Author : Cedric J. Robinson
Publisher : Univ of North Carolina Press
Page : 477 pages
File Size : 20,13 MB
Release : 2005-10-12
Category : Social Science
ISBN : 0807876127
In this ambitious work, first published in 1983, Cedric Robinson demonstrates that efforts to understand black people's history of resistance solely through the prism of Marxist theory are incomplete and inaccurate. Marxist analyses tend to presuppose European models of history and experience that downplay the significance of black people and black communities as agents of change and resistance. Black radicalism must be linked to the traditions of Africa and the unique experiences of blacks on western continents, Robinson argues, and any analyses of African American history need to acknowledge this. To illustrate his argument, Robinson traces the emergence of Marxist ideology in Europe, the resistance by blacks in historically oppressive environments, and the influence of both of these traditions on such important twentieth-century black radical thinkers as W. E. B. Du Bois, C. L. R. James, and Richard Wright.
Author : Philip Goldstein
Publisher : State University of New York Press
Page : 155 pages
File Size : 27,71 MB
Release : 2012-02-01
Category : Political Science
ISBN : 0791484025
Poststructuralist Marxism, or post-Marxism, is a theoretical viewpoint that elaborates and revises the work of Louis Althusser and Michel Foucault. Unlike traditional Marxism, which emphasizes the priority of class struggle and the common humanity of oppressed groups, post-Marxism reveals the sexual, racial, class, and ethnic divisions of modern Western society. This book surveys the different versions of post-Marxist theory: the economic theory of Stephen Resnick and Richard Wolff, the historical methodology of Michel Foucault, the political theory of Ernesto Laclau and Chantal Mouffe, the feminism of Judith Butler, the materialist philosophy of Pierre Macherey, and the cultural studies of Tony Bennett and John Frow. Providing a coherent framework for these otherwise quite divergent theorists, Philip Goldstein outlines the history of Marxist philosophical or theoretical views and explains how they all count as post-Marxist.

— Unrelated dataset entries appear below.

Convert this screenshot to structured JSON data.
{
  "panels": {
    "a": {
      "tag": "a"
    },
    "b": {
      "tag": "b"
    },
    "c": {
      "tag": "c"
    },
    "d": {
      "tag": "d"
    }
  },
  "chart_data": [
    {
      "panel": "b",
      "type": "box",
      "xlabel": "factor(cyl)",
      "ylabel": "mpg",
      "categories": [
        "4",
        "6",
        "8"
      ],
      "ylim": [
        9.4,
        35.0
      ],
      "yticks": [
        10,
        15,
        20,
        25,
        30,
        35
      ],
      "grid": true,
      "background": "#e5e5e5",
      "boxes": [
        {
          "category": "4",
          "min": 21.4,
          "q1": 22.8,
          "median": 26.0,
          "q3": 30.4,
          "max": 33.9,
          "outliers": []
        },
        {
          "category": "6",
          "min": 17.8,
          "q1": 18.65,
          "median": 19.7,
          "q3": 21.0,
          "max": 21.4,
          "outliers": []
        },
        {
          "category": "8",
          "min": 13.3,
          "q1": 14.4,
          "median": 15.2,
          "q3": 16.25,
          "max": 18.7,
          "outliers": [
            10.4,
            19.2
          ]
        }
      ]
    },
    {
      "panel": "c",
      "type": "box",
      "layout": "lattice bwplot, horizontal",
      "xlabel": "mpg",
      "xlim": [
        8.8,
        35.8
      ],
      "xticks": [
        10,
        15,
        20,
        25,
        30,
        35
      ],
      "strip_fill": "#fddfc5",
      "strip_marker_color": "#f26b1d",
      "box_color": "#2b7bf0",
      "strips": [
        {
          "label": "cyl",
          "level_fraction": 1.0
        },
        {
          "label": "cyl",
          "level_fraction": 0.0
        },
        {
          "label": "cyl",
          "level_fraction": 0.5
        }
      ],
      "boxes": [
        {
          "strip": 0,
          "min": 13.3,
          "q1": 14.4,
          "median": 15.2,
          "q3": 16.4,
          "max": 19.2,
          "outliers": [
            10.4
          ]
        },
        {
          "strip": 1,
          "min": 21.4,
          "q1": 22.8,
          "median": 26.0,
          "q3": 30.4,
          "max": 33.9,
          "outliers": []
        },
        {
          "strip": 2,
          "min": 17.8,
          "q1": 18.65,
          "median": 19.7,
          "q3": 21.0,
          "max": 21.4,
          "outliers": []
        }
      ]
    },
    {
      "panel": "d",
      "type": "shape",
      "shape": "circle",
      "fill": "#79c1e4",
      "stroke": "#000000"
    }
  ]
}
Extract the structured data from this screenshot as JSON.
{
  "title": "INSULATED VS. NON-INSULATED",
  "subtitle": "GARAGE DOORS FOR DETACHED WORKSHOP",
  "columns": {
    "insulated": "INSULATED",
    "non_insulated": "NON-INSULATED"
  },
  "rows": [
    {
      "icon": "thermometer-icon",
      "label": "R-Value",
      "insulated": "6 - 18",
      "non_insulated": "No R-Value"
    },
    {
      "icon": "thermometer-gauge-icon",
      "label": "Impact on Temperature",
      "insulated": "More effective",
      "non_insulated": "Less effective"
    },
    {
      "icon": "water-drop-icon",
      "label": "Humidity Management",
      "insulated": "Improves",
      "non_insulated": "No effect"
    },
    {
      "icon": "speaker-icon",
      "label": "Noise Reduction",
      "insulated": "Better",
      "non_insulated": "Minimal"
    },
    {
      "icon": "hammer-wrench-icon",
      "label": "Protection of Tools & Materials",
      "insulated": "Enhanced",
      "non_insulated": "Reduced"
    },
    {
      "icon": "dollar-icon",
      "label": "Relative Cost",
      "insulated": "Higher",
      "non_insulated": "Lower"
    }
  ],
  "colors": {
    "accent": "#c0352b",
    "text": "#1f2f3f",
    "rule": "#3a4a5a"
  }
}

Author : Kevin B. Anderson
Publisher : University of Chicago Press
Page : 342 pages
File Size : 38,25 MB
Release : 2016-02-12
Category : Political Science
ISBN : 022634570X
In Marx at the Margins, Kevin Anderson uncovers a variety of extensive but neglected texts by Marx that cast what we thought we knew about his work in a startlingly different light. Analyzing a variety of Marx’s writings, including journalistic work written for the New York Tribune, Anderson presents us with a Marx quite at odds with conventional interpretations. Rather than providing us with an account of Marx as an exclusively class-based thinker, Anderson here offers a portrait of Marx for the twenty-first century: a global theorist whose social critique was sensitive to the varieties of human social and historical development, including not just class, but nationalism, race, and ethnicity, as well. Through highly informed readings of work ranging from Marx’s unpublished 1879–82 notebooks to his passionate writings about the antislavery cause in the United States, this volume delivers a groundbreaking and canon-changing vision of Karl Marx that is sure to provoke lively debate in Marxist scholarship and beyond. For this expanded edition, Anderson has written a new preface that discusses the additional 1879–82 notebook material, as well as the influence of the Russian-American philosopher Raya Dunayevskaya on his thinking.